Tapi pada akhirnya, tetap disambungkan dengan sedikit rasa kesal.
"Assalamualaikum, kenapa baru diangkat sih teleponnya?"
"Kan aku masih dandan, lagian ini juga baru jam 9,"
"Jawab dulu salamnya, orang ngucap salam juga!"
"Waalaikumsalam,"
"Kan Aa cuman telepon aja, biar tau kamu lagi ngapain. Jadi pas Aa berangkat ke situ kamu juga gak ngambek karena udah beres,"
"Tinggal nanti suruh chat aja kalau udah beres pake telepon terus,"
"Ya udah atuh maaf. Kan sekalian aja pengen temenin kamu yang lagi dandan,"
"Iya deh terserah Aa,"
"Marah nih? Masa mau ketemu mertua lagi badmood begitu, nanti kalau keliatan lagi kesel sama Aa bisa dimarahin,"

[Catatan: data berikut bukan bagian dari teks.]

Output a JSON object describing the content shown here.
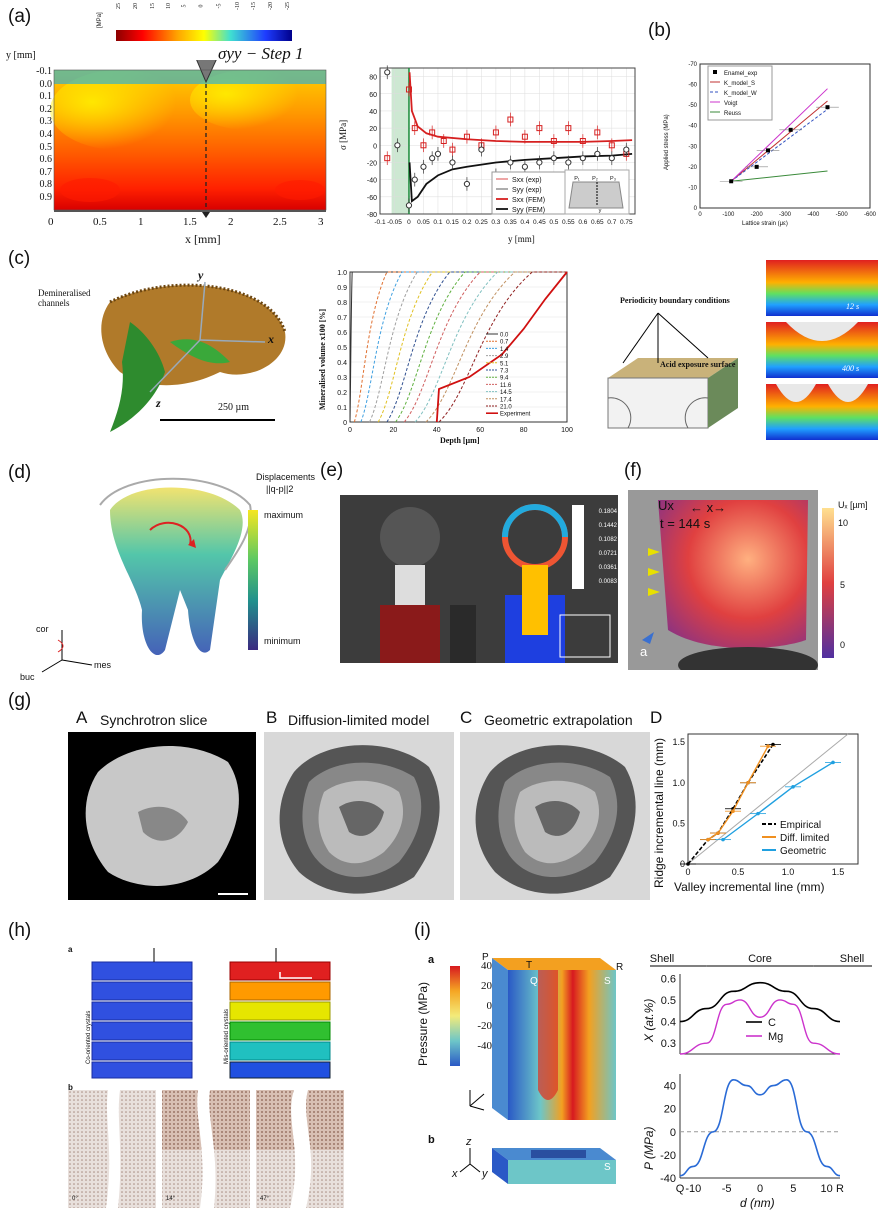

"Ya bagus dong, biar dimarahin sama ibu. Abisnya gak ngertiin anak gadis ruwetnya dandan gimana,"
Hanif terkekeh mendengarnya.
"Maaf atuh maaf!! Mau titip sesuatu gak? Aa udah mau ke situ sekarang,"

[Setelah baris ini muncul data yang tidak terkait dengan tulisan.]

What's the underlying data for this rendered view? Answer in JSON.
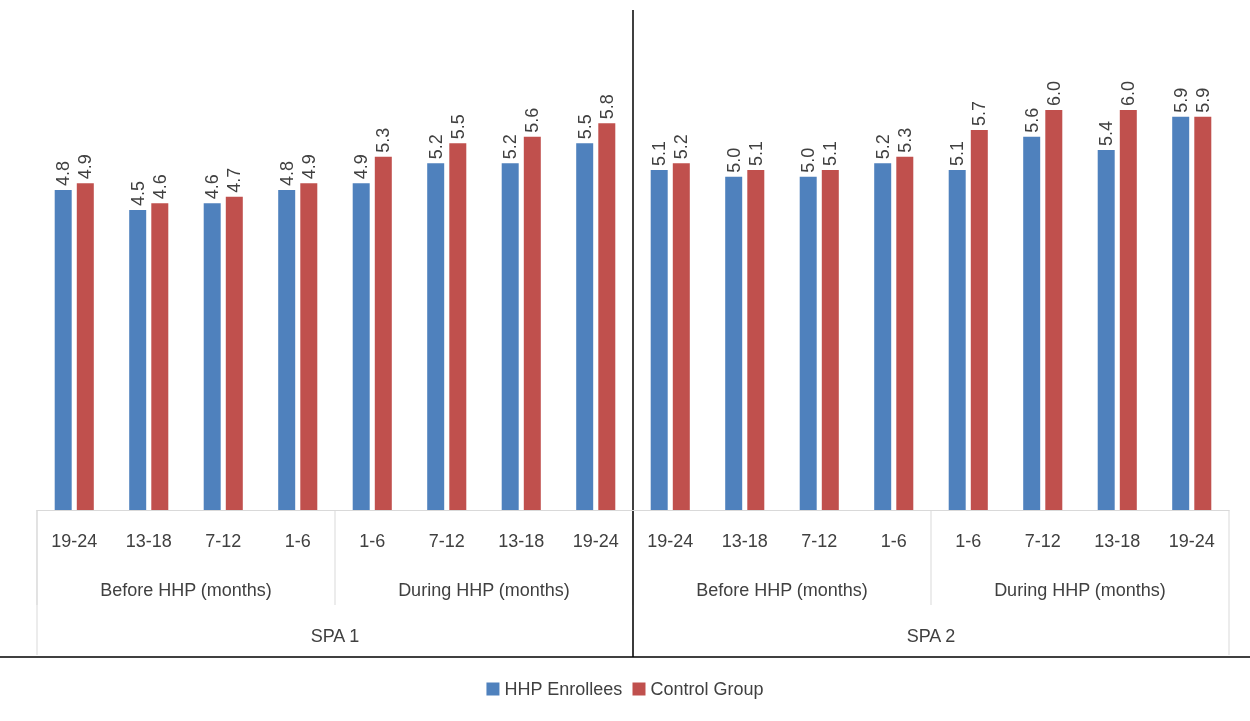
{
  "chart_data": {
    "type": "bar",
    "categories": [
      "19-24",
      "13-18",
      "7-12",
      "1-6",
      "1-6",
      "7-12",
      "13-18",
      "19-24",
      "19-24",
      "13-18",
      "7-12",
      "1-6",
      "1-6",
      "7-12",
      "13-18",
      "19-24"
    ],
    "annotations": [
      "Before HHP (months)",
      "During HHP (months)",
      "Before HHP (months)",
      "During HHP (months)",
      "SPA 1",
      "SPA 2"
    ],
    "series": [
      {
        "name": "HHP Enrollees",
        "color": "#4f81bd",
        "values": [
          4.8,
          4.5,
          4.6,
          4.8,
          4.9,
          5.2,
          5.2,
          5.5,
          5.1,
          5.0,
          5.0,
          5.2,
          5.1,
          5.6,
          5.4,
          5.9
        ],
        "value_labels": [
          "4.8",
          "4.5",
          "4.6",
          "4.8",
          "4.9",
          "5.2",
          "5.2",
          "5.5",
          "5.1",
          "5.0",
          "5.0",
          "5.2",
          "5.1",
          "5.6",
          "5.4",
          "5.9"
        ]
      },
      {
        "name": "Control Group",
        "color": "#c0504d",
        "values": [
          4.9,
          4.6,
          4.7,
          4.9,
          5.3,
          5.5,
          5.6,
          5.8,
          5.2,
          5.1,
          5.1,
          5.3,
          5.7,
          6.0,
          6.0,
          5.9
        ],
        "value_labels": [
          "4.9",
          "4.6",
          "4.7",
          "4.9",
          "5.3",
          "5.5",
          "5.6",
          "5.8",
          "5.2",
          "5.1",
          "5.1",
          "5.3",
          "5.7",
          "6.0",
          "6.0",
          "5.9"
        ]
      }
    ],
    "legend": "bottom"
  }
}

"Mau nyogok nih biar neng gak marah?"
Hanif kembali terkekeh mendengarnya.
"Kan biar tuan putri gak marah lagi, kalau masih marah nanti kusut dibawa ke acara,"

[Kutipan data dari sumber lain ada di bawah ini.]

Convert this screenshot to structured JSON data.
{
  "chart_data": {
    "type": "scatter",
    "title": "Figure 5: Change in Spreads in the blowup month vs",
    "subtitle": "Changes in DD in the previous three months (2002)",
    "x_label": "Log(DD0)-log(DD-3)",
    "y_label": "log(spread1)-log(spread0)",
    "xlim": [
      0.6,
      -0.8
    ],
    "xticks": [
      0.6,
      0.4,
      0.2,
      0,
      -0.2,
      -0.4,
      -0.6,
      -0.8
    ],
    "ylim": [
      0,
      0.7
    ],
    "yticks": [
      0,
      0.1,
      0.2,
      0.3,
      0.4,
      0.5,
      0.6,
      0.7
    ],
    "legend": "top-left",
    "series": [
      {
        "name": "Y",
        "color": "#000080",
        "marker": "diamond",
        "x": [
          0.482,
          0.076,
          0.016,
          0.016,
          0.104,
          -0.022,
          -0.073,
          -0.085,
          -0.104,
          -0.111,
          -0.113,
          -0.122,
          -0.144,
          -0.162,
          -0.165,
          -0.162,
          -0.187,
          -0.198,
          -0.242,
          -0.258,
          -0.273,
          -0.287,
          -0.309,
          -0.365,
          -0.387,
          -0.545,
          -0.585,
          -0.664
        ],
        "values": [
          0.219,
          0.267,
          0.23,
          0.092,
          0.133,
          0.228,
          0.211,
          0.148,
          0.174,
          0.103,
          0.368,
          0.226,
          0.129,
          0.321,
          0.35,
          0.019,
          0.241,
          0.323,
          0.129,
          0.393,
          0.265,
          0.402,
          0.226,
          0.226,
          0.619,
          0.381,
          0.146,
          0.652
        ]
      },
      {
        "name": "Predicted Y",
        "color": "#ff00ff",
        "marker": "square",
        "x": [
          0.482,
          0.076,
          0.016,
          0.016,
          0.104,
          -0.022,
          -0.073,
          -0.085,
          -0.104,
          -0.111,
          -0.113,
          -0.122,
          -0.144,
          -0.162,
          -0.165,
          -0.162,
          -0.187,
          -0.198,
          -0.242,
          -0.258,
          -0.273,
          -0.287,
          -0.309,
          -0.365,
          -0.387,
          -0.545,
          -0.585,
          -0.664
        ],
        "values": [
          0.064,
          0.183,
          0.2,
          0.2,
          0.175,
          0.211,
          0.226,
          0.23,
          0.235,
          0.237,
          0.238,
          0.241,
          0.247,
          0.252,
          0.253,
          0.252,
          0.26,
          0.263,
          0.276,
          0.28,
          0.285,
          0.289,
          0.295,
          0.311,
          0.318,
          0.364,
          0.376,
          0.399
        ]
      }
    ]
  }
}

"Gak usah bawa apa-apa. Ke sini aja, kalau udah di depan kabarin,"
"Iya siap cantik, Aa meluncur kesitu,"
Panggilannya terputus setelah itu. Tidak butuh waktu lama, pesan singkat sudah dikirimnya—mengabari bahwa ia sudah ada di depan kost.
Aku keluar dengan heels putih ditambah tas yang senada. Hanif tersenyum melihatku, "makin tambah cantik ternyata kalau dandan. Makin jatuh cinta aku."
Aku mendecak mendengarnya, "bisa aja ya kalau gombal."
"Orang itu kenyataan," jawabnya.
"Udah ah ayo!! Nanti telat liat akadnya," ajakku dianggukinya dengan senyuman.
Hanif melajukan motornya dengan santai.
Setibanya di gedung, seorang gadis yang cukup tinggi nan cantik dengan kebaya senada denganku itu menghampiri, "ini teteh ipar ya bang?" tanyaku.